Qualcomm aims to solve the coming mobile data crunch with small cell base stations
Qualcomm's been doing very well lately, and most of those chips it builds are for mobile devices that demand a lot of data to serve their owners' needs -- and as more and more folks jump on the smartphone bandwagon, the demand for data will continue to grow exponentially. Today at Qualcomm's What's Next in Mobile event in Santa Clara, California, the company told us more about its plan to help build a network that'll be able to serve up the data all its SoC's need. The goal is to give us 1000 times the capacity of what we currently have. One of the key parts, as Qualcomm sees it, is small cell base stations in homes, offices and retail spaces working in tandem with the large cell towers that currently adorn so many roofs and mountain tops -- the same thing ex-FCC head honcho Julian Genachowski talked about last year.
You see, macrocells (read: towers) can blanket wide areas in signal, but they struggle to penetrate the innards of buildings, which is where small cells come in handy. For those who aren't familiar, small cell base stations like femtocells and picocells have been around for years, helping to boost cell signal in small areas by hooking into a local wired network. Until now, these small cells have served as a small-scale supplement to macro networks, but Qualcomm CTO Matt Grob sees them comprising a much bigger chunk of the network of the future. According to him, there are a few issues with using them in an expanded role, however.
First, there's the backhaul problem, meaning that small cell base stations must be connected to wired broadband and most folks would be, shall we say, less than enthused about the cell network sucking up all their home internet bandwidth. There are also technical challenges, as devices would be constantly handed off from small cell to small cell, lowering battery life and network performance for users. And lastly, there's a significant monetary cost to get the small cells deployed en masse.
Naturally, Grob has ways to solve to all of these problems, starting with Qualcomm's own small cells. The diminutive base station the company created is about the size of a couple of decks of cards and packs both smartphone and base station hardware, so it can see and talk to other units to provide more efficient network management to providers. Also, Qualcomm's UltraSON technology was created to mitigate the handoff problem -- in real-world testing on its San Diego campus using 19 small cells, the tech reduced the number of handoffs from 25 per minute to two per minute. While that's certainly an impressive feat, Grob failed to elaborate what it means in terms of an actual user experience as compared to service received from a regular cell tower.

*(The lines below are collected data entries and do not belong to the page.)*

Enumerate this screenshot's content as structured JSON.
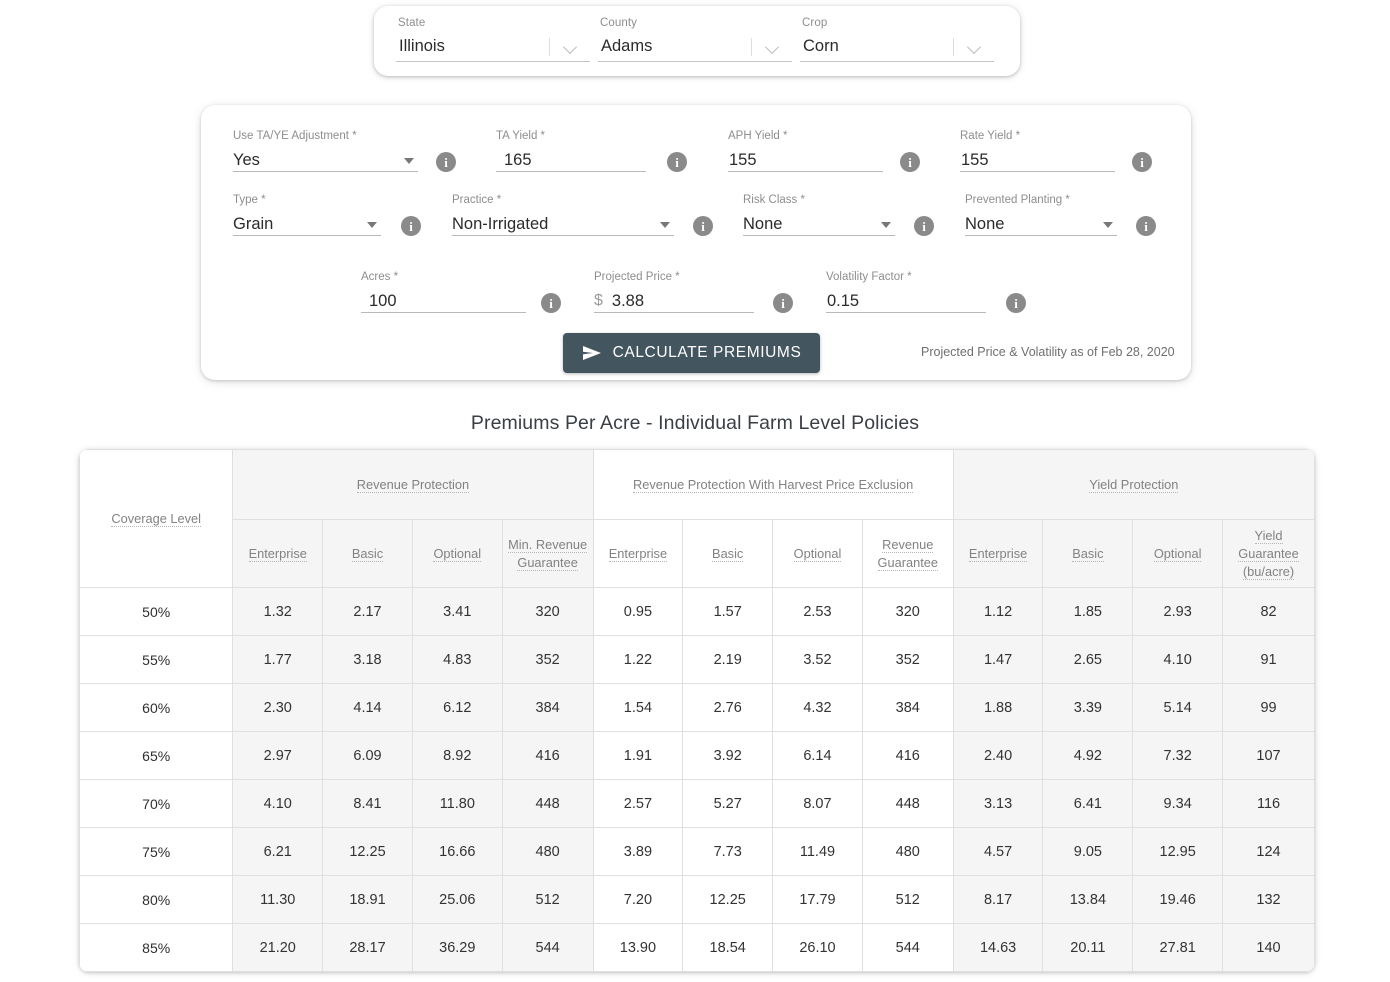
{
  "selectors": [
    {
      "label": "State",
      "value": "Illinois",
      "icon": "chevron-down-icon"
    },
    {
      "label": "County",
      "value": "Adams",
      "icon": "chevron-down-icon"
    },
    {
      "label": "Crop",
      "value": "Corn",
      "icon": "chevron-down-icon"
    }
  ],
  "form": {
    "fields": [
      {
        "name": "use-ta-ye-adjustment",
        "label": "Use TA/YE Adjustment *",
        "value": "Yes",
        "type": "select",
        "info": "info-icon"
      },
      {
        "name": "ta-yield",
        "label": "TA Yield *",
        "value": "165",
        "type": "text",
        "info": "info-icon"
      },
      {
        "name": "aph-yield",
        "label": "APH Yield *",
        "value": "155",
        "type": "text",
        "info": "info-icon"
      },
      {
        "name": "rate-yield",
        "label": "Rate Yield *",
        "value": "155",
        "type": "text",
        "info": "info-icon"
      },
      {
        "name": "type",
        "label": "Type *",
        "value": "Grain",
        "type": "select",
        "info": "info-icon"
      },
      {
        "name": "practice",
        "label": "Practice *",
        "value": "Non-Irrigated",
        "type": "select",
        "info": "info-icon"
      },
      {
        "name": "risk-class",
        "label": "Risk Class *",
        "value": "None",
        "type": "select",
        "info": "info-icon"
      },
      {
        "name": "prevented-planting",
        "label": "Prevented Planting *",
        "value": "None",
        "type": "select",
        "info": "info-icon"
      },
      {
        "name": "acres",
        "label": "Acres *",
        "value": "100",
        "type": "text",
        "info": "info-icon"
      },
      {
        "name": "projected-price",
        "label": "Projected Price *",
        "value": "3.88",
        "prefix": "$",
        "type": "text",
        "info": "info-icon"
      },
      {
        "name": "volatility-factor",
        "label": "Volatility Factor *",
        "value": "0.15",
        "type": "text",
        "info": "info-icon"
      }
    ],
    "calculate_button": {
      "label": "CALCULATE PREMIUMS",
      "icon": "send-arrow-icon",
      "color": "#43555f"
    },
    "as_of_note": "Projected Price & Volatility as of Feb 28, 2020"
  },
  "table": {
    "title": "Premiums Per Acre - Individual Farm Level Policies",
    "row_header": "Coverage Level",
    "groups": [
      {
        "label": "Revenue Protection",
        "columns": [
          "Enterprise",
          "Basic",
          "Optional",
          "Min. Revenue Guarantee"
        ],
        "shaded": true
      },
      {
        "label": "Revenue Protection With Harvest Price Exclusion",
        "columns": [
          "Enterprise",
          "Basic",
          "Optional",
          "Revenue Guarantee"
        ],
        "shaded": false
      },
      {
        "label": "Yield Protection",
        "columns": [
          "Enterprise",
          "Basic",
          "Optional",
          "Yield Guarantee (bu/acre)"
        ],
        "shaded": true
      }
    ],
    "rows": [
      {
        "coverage": "50%",
        "values": [
          "1.32",
          "2.17",
          "3.41",
          "320",
          "0.95",
          "1.57",
          "2.53",
          "320",
          "1.12",
          "1.85",
          "2.93",
          "82"
        ]
      },
      {
        "coverage": "55%",
        "values": [
          "1.77",
          "3.18",
          "4.83",
          "352",
          "1.22",
          "2.19",
          "3.52",
          "352",
          "1.47",
          "2.65",
          "4.10",
          "91"
        ]
      },
      {
        "coverage": "60%",
        "values": [
          "2.30",
          "4.14",
          "6.12",
          "384",
          "1.54",
          "2.76",
          "4.32",
          "384",
          "1.88",
          "3.39",
          "5.14",
          "99"
        ]
      },
      {
        "coverage": "65%",
        "values": [
          "2.97",
          "6.09",
          "8.92",
          "416",
          "1.91",
          "3.92",
          "6.14",
          "416",
          "2.40",
          "4.92",
          "7.32",
          "107"
        ]
      },
      {
        "coverage": "70%",
        "values": [
          "4.10",
          "8.41",
          "11.80",
          "448",
          "2.57",
          "5.27",
          "8.07",
          "448",
          "3.13",
          "6.41",
          "9.34",
          "116"
        ]
      },
      {
        "coverage": "75%",
        "values": [
          "6.21",
          "12.25",
          "16.66",
          "480",
          "3.89",
          "7.73",
          "11.49",
          "480",
          "4.57",
          "9.05",
          "12.95",
          "124"
        ]
      },
      {
        "coverage": "80%",
        "values": [
          "11.30",
          "18.91",
          "25.06",
          "512",
          "7.20",
          "12.25",
          "17.79",
          "512",
          "8.17",
          "13.84",
          "19.46",
          "132"
        ]
      },
      {
        "coverage": "85%",
        "values": [
          "21.20",
          "28.17",
          "36.29",
          "544",
          "13.90",
          "18.54",
          "26.10",
          "544",
          "14.63",
          "20.11",
          "27.81",
          "140"
        ]
      }
    ]
  }
}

Currently, the devices cost "about as much a tattoo" (whatever that means) and "have the potential to cost less than a phone" according to Grob. So, not exactly cheap, but if the company can start building a bunch of them, the economics will get more palatable as manufacturing ramps up and the costs go down. Plus, these distributed base stations can open up new business models and revenue streams for ISP's. Grob suggested that cable companies could stuff these small cells inside of set top boxes (which conveniently obviates the deployment and backhaul issues) and selling the added coverage to cellular providers. Or, a company could use a reciprocal access model, where an ISP provides the base station and users then get access to all other base stations within the network.
Qualcomm thinks that if it can get 20 percent of homes to house small cell base stations, and combine that with ten times the current spectrum allotted to cellular communications, it can hit its goal of providing 1000x our current network capacity. Naturally, acquiring that additional wireless spectrum for cellular use presents its own, significant challenges, but Qualcomm's thinking is that there is plenty of high frequency spectrum (like the WiMAX-friendly 3.5GHz band) that'll fit the small cell bill.
When will this massively capable new network arrive? Grob couldn't say, but he did mention that Qualcomm will be pushing to get that 10x increase in wireless spectrum over the next 10 years, and small cell adoption will be up to service providers to push to customers. So, it won't be available any time soon, but it's good to know there's a plan in the works to make it happen... eventually.